Son of Holmes | страница 48
I kissed her, and suddenly she stiffened against me.
“What’s that?” she demanded, putting her hand under my arm where I kept my gun.
I had to tell her. “A pistol, just to be safe.”
Her lip quivered. She was going to cry. “Jules, please, don’t you get mixed up in this. Please.”
“Now, now,” I said. “I’m not ‘mixed up’ in anything. I merely felt a little nervous and decided at least to be in a position to protect myself should any of my friends . . .” I trailed off.

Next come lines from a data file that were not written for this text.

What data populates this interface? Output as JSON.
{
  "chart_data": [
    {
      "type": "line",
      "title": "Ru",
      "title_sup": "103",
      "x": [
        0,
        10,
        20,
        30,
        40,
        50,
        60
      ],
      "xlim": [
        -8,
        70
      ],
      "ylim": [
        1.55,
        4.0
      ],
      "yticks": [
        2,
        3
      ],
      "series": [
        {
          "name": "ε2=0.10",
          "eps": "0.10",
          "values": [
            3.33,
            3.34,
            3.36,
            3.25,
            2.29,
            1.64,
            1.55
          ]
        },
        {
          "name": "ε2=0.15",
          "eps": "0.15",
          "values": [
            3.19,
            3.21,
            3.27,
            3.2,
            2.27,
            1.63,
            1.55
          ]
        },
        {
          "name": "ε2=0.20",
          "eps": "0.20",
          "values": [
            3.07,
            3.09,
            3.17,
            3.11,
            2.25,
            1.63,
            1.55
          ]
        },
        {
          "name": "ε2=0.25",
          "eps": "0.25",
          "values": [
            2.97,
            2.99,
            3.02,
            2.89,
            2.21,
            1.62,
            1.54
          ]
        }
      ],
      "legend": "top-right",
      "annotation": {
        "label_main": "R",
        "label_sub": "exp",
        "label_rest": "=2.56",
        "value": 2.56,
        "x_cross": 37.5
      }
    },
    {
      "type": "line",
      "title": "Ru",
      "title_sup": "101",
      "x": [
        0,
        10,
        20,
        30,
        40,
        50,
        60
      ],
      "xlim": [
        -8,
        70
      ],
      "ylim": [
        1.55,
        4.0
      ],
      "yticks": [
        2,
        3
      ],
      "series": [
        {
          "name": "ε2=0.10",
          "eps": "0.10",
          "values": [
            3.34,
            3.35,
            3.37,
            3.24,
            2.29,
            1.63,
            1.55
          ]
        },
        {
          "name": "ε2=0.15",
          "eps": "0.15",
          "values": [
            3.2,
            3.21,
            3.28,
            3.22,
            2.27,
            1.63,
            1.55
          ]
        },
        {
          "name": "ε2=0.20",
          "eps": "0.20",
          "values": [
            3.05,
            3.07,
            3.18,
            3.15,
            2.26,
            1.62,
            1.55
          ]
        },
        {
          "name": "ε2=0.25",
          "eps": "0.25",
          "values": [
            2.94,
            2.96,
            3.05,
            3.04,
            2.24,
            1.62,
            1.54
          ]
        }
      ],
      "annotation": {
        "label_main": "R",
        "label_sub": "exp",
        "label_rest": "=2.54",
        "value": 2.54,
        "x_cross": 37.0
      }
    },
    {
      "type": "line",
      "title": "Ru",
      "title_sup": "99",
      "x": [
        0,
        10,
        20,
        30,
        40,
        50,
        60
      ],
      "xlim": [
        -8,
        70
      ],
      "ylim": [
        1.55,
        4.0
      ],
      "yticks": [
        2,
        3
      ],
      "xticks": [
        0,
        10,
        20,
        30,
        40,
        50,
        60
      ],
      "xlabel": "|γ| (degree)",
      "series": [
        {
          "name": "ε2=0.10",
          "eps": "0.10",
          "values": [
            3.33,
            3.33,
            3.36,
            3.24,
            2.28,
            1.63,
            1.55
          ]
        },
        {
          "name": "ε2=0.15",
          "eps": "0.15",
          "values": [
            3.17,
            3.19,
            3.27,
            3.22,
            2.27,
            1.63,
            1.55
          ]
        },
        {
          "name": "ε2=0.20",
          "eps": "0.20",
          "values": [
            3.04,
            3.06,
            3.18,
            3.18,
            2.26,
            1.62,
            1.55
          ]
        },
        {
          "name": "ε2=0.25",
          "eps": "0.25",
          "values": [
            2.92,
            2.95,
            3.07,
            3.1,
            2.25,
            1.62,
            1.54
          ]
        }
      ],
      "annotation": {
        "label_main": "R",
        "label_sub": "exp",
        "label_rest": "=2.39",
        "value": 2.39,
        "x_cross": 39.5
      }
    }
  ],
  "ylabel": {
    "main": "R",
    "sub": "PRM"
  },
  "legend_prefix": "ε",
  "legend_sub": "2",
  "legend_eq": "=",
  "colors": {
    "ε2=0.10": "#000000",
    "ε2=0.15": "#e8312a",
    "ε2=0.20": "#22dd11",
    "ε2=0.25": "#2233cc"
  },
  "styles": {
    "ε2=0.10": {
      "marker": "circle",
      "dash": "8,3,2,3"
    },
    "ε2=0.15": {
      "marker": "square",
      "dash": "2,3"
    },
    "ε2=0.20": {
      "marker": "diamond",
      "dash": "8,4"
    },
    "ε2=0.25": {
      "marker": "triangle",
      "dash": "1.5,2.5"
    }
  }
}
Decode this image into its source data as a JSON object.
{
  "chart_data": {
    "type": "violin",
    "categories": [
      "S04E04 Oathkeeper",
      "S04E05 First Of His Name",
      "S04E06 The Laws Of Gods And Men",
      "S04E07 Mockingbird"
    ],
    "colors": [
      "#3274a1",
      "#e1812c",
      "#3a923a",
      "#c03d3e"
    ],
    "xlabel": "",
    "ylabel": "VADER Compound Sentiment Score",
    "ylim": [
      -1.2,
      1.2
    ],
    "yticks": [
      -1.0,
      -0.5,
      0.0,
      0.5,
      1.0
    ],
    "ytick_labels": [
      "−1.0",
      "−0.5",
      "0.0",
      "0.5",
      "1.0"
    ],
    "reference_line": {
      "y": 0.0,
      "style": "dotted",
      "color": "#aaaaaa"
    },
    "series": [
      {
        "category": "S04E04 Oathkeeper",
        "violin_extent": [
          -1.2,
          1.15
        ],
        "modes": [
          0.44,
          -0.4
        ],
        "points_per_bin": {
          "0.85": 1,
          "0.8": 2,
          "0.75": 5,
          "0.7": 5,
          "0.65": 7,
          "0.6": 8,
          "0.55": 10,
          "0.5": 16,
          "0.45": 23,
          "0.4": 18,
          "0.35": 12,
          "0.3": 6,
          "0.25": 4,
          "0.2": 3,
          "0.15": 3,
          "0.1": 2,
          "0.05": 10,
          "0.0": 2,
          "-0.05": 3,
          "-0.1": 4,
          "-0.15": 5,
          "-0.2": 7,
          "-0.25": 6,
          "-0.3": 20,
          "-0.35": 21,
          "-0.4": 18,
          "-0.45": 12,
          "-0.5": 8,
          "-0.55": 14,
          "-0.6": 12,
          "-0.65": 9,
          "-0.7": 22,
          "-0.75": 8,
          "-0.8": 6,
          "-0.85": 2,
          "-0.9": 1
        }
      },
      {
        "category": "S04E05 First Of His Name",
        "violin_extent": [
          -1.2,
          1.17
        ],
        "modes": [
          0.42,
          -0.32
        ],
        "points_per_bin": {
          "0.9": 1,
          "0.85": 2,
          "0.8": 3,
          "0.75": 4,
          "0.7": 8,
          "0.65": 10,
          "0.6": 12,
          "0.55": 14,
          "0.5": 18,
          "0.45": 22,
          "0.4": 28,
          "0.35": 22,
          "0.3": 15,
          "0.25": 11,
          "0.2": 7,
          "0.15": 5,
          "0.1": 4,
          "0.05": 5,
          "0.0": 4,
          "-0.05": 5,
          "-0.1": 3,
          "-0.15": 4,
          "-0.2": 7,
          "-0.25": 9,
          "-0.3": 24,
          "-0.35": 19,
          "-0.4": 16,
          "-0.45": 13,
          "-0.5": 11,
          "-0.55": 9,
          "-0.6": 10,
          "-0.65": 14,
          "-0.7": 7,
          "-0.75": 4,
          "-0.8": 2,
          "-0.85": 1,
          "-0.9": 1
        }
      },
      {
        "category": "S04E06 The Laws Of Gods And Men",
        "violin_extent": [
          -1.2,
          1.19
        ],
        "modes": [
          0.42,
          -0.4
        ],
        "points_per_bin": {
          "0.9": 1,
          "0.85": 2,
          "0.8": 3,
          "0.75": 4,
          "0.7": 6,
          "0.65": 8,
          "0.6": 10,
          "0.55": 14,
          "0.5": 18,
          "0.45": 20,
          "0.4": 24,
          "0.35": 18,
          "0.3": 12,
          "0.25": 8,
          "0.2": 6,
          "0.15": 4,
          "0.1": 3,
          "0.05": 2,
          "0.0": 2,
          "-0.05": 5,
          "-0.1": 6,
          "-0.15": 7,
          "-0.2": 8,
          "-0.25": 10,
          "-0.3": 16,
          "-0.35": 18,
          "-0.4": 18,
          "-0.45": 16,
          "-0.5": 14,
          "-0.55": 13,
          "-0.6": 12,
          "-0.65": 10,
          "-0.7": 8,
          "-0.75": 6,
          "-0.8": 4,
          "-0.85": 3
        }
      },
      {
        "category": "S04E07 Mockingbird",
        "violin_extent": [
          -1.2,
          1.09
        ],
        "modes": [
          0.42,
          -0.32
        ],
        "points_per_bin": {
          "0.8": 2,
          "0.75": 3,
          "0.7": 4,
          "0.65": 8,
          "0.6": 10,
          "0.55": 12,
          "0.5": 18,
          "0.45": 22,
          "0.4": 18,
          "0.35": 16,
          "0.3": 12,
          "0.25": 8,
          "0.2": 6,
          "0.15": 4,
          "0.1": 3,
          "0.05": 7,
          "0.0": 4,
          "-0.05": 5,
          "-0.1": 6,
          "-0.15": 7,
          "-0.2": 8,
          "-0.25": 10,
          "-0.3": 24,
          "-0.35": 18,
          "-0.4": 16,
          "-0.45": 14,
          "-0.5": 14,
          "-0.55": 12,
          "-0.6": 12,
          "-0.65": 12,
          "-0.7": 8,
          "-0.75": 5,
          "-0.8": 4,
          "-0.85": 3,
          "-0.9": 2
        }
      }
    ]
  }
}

She buried her face in my shoulder and cried softly. “Any of your friends. Why won’t they leave us alone? Oh, poor Marcel.” Her voice broke again. She looked up at me pleadingly. “Jules, really, you’re not involved? You’re not a spy?”
“No,” I said, “no, I’m not a spy. I’m a middle-aged man who’s getting old and ready to retire with his lover. I don’t want anything to threaten that, so I carry a gun, but only until we find what happened to Marcel. All I want to do is brew beer and tend my vineyards”—I picked up her chin—“and love you.”
She smiled bravely.
I kissed her again and stepped back. “I have to go. Georges and Paul will be waiting. I’ll pick you up on the way back. We’ll stay together tonight.”

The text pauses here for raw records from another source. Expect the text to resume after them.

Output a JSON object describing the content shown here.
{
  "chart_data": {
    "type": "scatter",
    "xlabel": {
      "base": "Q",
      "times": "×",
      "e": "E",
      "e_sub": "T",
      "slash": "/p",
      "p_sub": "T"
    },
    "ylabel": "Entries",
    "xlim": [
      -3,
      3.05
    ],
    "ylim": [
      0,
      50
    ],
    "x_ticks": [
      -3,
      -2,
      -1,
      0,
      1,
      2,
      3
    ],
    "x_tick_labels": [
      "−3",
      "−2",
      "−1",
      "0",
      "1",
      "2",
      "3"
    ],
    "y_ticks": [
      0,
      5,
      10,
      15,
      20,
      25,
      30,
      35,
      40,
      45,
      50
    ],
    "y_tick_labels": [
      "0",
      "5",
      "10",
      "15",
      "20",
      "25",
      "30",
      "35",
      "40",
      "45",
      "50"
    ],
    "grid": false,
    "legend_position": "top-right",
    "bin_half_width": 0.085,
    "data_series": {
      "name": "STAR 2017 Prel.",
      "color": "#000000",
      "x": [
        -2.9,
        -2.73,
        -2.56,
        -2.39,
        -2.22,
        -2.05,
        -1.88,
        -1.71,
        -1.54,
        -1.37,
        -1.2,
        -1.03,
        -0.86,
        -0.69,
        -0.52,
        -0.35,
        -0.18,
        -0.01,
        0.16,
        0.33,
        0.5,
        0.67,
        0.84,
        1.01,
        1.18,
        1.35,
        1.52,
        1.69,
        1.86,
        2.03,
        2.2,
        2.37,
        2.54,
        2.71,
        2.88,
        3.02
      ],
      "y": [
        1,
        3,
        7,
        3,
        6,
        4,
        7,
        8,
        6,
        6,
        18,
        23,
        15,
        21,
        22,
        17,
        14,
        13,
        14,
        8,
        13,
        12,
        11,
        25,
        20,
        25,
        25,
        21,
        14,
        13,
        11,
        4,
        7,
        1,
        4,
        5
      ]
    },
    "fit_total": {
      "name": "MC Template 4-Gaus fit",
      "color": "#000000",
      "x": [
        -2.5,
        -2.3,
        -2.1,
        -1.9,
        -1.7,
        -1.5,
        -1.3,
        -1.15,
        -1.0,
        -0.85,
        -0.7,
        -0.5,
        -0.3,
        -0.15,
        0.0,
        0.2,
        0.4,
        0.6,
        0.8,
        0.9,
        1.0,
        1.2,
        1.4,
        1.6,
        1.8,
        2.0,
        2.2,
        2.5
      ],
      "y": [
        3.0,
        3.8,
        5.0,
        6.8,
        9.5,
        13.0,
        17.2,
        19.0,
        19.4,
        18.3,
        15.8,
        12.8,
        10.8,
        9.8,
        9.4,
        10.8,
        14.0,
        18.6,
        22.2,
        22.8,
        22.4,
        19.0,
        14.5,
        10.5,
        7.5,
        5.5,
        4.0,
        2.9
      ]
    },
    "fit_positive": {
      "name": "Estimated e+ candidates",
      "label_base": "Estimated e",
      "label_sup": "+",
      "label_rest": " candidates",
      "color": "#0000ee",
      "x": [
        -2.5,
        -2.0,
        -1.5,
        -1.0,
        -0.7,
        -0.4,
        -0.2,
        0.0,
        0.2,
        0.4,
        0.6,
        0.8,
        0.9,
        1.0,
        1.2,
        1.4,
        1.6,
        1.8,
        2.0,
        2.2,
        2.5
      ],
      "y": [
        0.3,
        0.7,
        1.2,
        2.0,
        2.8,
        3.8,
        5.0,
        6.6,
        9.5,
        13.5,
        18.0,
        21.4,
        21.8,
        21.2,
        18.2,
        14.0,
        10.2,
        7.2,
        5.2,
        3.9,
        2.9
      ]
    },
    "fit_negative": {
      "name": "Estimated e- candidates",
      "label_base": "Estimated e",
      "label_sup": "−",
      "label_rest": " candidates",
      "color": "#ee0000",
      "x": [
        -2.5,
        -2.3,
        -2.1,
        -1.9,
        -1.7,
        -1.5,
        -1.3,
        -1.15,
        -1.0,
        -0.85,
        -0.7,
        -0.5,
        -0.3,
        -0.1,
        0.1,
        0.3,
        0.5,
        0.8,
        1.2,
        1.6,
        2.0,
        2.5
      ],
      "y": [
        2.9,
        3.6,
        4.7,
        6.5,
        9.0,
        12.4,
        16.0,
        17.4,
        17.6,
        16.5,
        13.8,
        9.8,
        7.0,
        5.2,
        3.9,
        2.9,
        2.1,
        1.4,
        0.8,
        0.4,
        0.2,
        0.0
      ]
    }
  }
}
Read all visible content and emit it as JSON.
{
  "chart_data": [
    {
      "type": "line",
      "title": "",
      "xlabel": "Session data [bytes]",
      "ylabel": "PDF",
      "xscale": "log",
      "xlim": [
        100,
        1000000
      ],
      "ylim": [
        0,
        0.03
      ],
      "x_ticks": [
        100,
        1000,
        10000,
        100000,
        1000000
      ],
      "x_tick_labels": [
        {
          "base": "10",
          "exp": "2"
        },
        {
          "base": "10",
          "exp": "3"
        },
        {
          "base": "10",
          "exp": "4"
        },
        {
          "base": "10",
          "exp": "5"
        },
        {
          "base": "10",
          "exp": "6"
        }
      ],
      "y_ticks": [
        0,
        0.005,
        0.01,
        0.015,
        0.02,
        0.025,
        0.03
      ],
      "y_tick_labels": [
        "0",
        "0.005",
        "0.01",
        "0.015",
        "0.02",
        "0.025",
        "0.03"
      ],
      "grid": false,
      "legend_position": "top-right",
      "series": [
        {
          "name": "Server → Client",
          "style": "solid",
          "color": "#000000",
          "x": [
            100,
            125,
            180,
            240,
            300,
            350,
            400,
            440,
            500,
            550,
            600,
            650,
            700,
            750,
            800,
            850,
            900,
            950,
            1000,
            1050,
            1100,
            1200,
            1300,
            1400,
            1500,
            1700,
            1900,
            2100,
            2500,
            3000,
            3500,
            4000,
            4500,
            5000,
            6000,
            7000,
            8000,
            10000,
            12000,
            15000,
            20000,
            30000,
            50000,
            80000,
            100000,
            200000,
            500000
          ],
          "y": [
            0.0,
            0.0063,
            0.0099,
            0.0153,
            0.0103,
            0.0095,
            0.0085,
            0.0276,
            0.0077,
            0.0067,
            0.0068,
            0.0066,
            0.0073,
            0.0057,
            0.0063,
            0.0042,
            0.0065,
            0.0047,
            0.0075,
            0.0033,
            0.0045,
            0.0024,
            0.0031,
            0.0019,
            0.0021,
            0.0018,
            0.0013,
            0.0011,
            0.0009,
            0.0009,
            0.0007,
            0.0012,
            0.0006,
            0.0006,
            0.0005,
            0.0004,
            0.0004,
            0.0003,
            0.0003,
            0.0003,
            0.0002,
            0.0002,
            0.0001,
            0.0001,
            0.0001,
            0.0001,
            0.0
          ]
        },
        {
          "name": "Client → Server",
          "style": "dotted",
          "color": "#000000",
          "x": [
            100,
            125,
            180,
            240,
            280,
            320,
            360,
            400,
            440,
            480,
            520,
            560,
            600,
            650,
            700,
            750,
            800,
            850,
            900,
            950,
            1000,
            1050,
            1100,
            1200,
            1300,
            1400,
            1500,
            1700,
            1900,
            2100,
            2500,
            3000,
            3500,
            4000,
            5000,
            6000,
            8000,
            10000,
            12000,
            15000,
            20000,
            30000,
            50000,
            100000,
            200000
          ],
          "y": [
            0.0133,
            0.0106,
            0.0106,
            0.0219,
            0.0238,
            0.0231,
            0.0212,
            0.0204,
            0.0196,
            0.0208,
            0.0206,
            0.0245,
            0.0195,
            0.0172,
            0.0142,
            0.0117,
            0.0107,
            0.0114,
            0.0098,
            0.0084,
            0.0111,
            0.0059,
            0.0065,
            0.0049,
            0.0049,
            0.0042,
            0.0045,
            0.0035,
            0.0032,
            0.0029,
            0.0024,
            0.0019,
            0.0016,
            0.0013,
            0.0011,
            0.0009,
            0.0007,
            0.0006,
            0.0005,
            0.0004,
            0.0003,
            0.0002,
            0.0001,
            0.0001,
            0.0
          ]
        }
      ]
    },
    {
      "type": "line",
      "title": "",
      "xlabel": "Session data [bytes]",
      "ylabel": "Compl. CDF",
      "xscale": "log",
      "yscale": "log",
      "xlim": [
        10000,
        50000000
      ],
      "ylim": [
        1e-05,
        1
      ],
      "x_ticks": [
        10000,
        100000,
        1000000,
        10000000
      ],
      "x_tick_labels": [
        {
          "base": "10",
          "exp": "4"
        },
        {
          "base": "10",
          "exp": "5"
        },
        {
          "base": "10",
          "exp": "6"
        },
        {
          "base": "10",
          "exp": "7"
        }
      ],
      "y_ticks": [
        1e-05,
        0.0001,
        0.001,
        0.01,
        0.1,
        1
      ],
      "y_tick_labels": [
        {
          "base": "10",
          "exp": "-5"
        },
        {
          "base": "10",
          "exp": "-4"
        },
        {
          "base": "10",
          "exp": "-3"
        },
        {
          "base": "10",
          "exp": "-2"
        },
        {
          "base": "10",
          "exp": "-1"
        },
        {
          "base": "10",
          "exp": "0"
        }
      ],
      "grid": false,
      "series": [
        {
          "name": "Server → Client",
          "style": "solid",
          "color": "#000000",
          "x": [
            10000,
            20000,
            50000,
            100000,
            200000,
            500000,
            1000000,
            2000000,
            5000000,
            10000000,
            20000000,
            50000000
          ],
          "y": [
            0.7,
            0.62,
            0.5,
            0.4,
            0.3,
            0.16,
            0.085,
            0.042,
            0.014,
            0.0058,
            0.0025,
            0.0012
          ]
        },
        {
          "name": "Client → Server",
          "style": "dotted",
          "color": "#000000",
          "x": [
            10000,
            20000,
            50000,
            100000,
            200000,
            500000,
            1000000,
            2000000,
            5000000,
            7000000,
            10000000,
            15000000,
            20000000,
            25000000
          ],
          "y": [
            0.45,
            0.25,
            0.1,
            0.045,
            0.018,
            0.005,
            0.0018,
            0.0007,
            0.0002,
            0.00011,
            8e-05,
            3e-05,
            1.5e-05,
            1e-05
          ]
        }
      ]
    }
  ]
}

I watched her walk off into the house, then turned and headed down the stairs to the Ford. The damn thing was, all I really did want to do was brew beer and tend my vineyards and live with Tania. But, then, what if Tania were a spy? No, I wouldn’t let myself think that.
It was hot in the car as I turned into the road. I’d have to see Lupa after I’d been to St. Etienne, and I found myself hoping that Fritz would deliver the beer before long. I was as bad as Lupa with his sausages. My rituals were beginning to keep me from the pain of Marcel’s death, as a kind of insulation.
But my friend was dead, and when the rituals were over, that would remain, so I drove slowly, thinking of my own best sausage recipe and watching out for potholes.
6
The war was everywhere. If normal life can be said to continue in a town stripped of its young men, then normal life went on. But of course the war touched everyone you knew or met and colored the mood of the entire countryside. Even as the sun shone brightly down on our fountain, where Paul sat with his pants rolled up cooling his feet, the streets were cleared for a convoy of trucks and carriages carrying supplies to the front.
I pulled over and parked across the square, watching the vehicles roll past, then walked over to join my friends. Paul was smoking a cigarette and talking animatedly to Georges. They stopped as I drew nearer, and Paul pulled his feet from the water and rolled down his trousers.